Je vous dirai la vision qu'a la DGOS de l'organisation de l'offre de soins pour la fibromyalgie, maladie caractérisée par des douleurs diffuses chroniques accompagnées d'une fatigue souvent intense et de troubles du sommeil, fréquemment associées à une anxiété ou une dépression. Elle a été reconnue en 1992 par l'Organisation mondiale de la santé comme une maladie rhumatismale, puis, en 2006, comme une entité nosologique indépendante à laquelle a été attribué un code spécifique de la classification internationale des maladies. La prise en charge globale de la fibromyalgie a fait l'objet de recommandations internationales en 2007, et en juillet 2010 d'un rapport d'orientation – recensement des connaissances plutôt que recommandations à proprement parler – de la Haute Autorité de santé (HAS).

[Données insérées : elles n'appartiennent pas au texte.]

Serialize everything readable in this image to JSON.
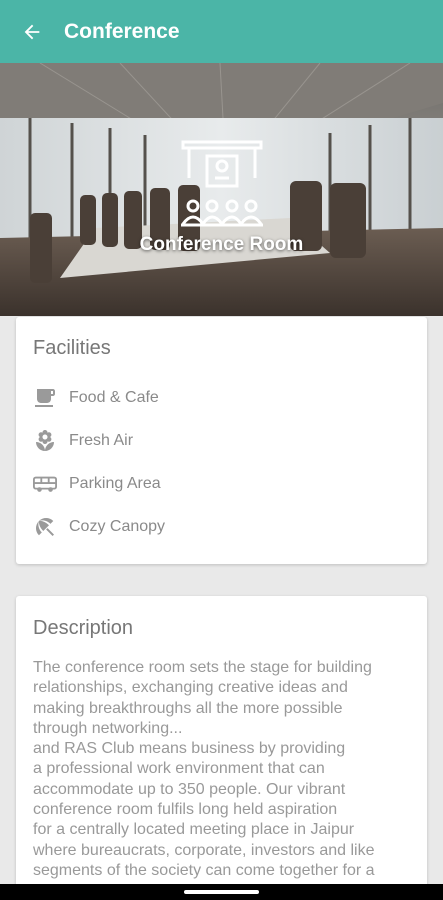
{
  "appbar": {
    "title": "Conference",
    "back_icon": "arrow-back-icon",
    "color": "#4bb5a7"
  },
  "hero": {
    "caption": "Conference Room",
    "emblem_icon": "conference-room-icon"
  },
  "facilities": {
    "title": "Facilities",
    "items": [
      {
        "label": "Food & Cafe",
        "icon": "coffee-cup-icon"
      },
      {
        "label": "Fresh Air",
        "icon": "flower-icon"
      },
      {
        "label": "Parking Area",
        "icon": "bus-icon"
      },
      {
        "label": "Cozy Canopy",
        "icon": "umbrella-beach-icon"
      }
    ]
  },
  "description": {
    "title": "Description",
    "text": "The conference room sets the stage for building\nrelationships, exchanging creative ideas and\nmaking breakthroughs all the more possible\nthrough networking...\nand RAS Club means business by providing\na professional work environment that can\naccommodate up to 350 people. Our vibrant\nconference room fulfils long held aspiration\nfor a centrally located meeting place in Jaipur\nwhere bureaucrats, corporate, investors and like\nsegments of the society can come together for a"
  }
}
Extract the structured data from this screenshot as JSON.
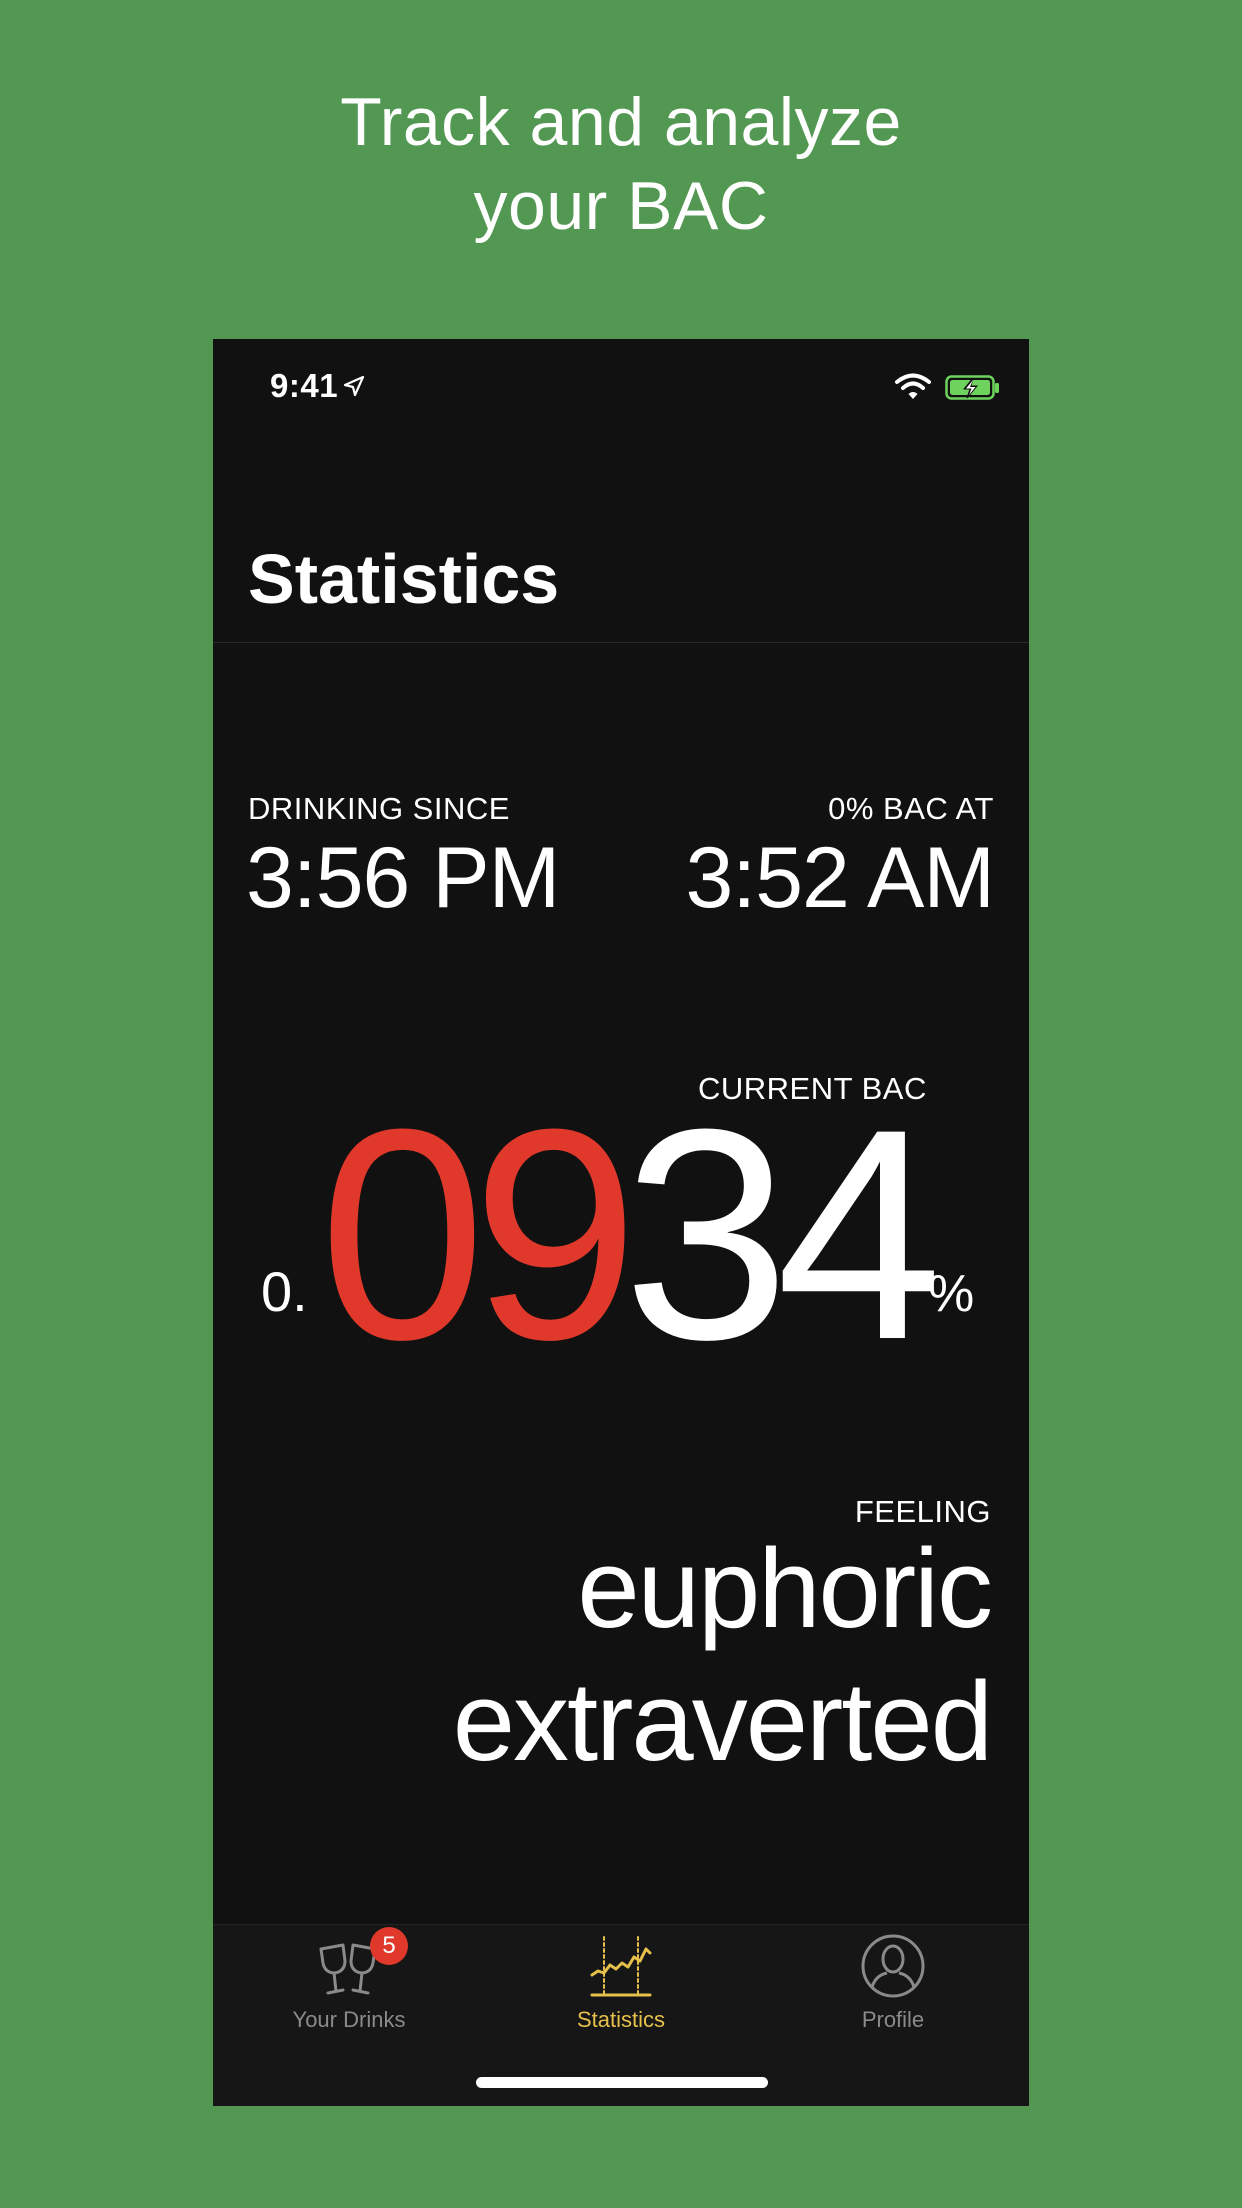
{
  "promo": {
    "headline_line1": "Track and analyze",
    "headline_line2": "your BAC"
  },
  "status_bar": {
    "time": "9:41"
  },
  "nav": {
    "title": "Statistics"
  },
  "stats": {
    "drinking_since_label": "DRINKING SINCE",
    "drinking_since_value": "3:56 PM",
    "zero_bac_label": "0% BAC AT",
    "zero_bac_value": "3:52 AM",
    "current_bac_label": "CURRENT BAC",
    "bac_prefix": "0.",
    "bac_highlight": "09",
    "bac_rest": "34",
    "bac_unit": "%",
    "feeling_label": "FEELING",
    "feeling_words": [
      "euphoric",
      "extraverted"
    ]
  },
  "tabs": [
    {
      "label": "Your Drinks",
      "icon": "glasses-icon",
      "badge": "5"
    },
    {
      "label": "Statistics",
      "icon": "chart-icon"
    },
    {
      "label": "Profile",
      "icon": "profile-icon"
    }
  ],
  "colors": {
    "background": "#539852",
    "screen": "#111111",
    "accent_red": "#e0392b",
    "active_tab": "#e6c04a",
    "inactive_tab": "#8a8a8a"
  }
}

Les mesures visant à organiser la prise en charge de ce syndrome doivent satisfaire trois objectifs. Le premier est le repérage du syndrome lors des soins primaires. Il est rendu difficile par l'absence de symptômes spécifiques et par une prévalence peu élevée en médecine générale : selon les données du panel ThalesCegedim de 2008, qui est le dernier disponible, les médecins généralistes posent le diagnostic de fibromyalgie pour trois patients par an, soit 0,2 % de leur activité, contre 2 % pour les rhumatologues libéraux. Cela montre à quel point il est nécessaire, pour ne pas laisser des personnes atteintes de fibromyalgie non reconnues, de former et d'outiller les professionnels de santé.
Le second enjeu est celui du diagnostic positif, qui inclut nécessairement un temps de diagnostic différentiel avec des maladies aux expressions cliniques voisines. Cela suppose d'orienter les patients vers les services de médecine interne ou de rhumatologie ou vers les rhumatologues libéraux ayant une expertise sur ce plan.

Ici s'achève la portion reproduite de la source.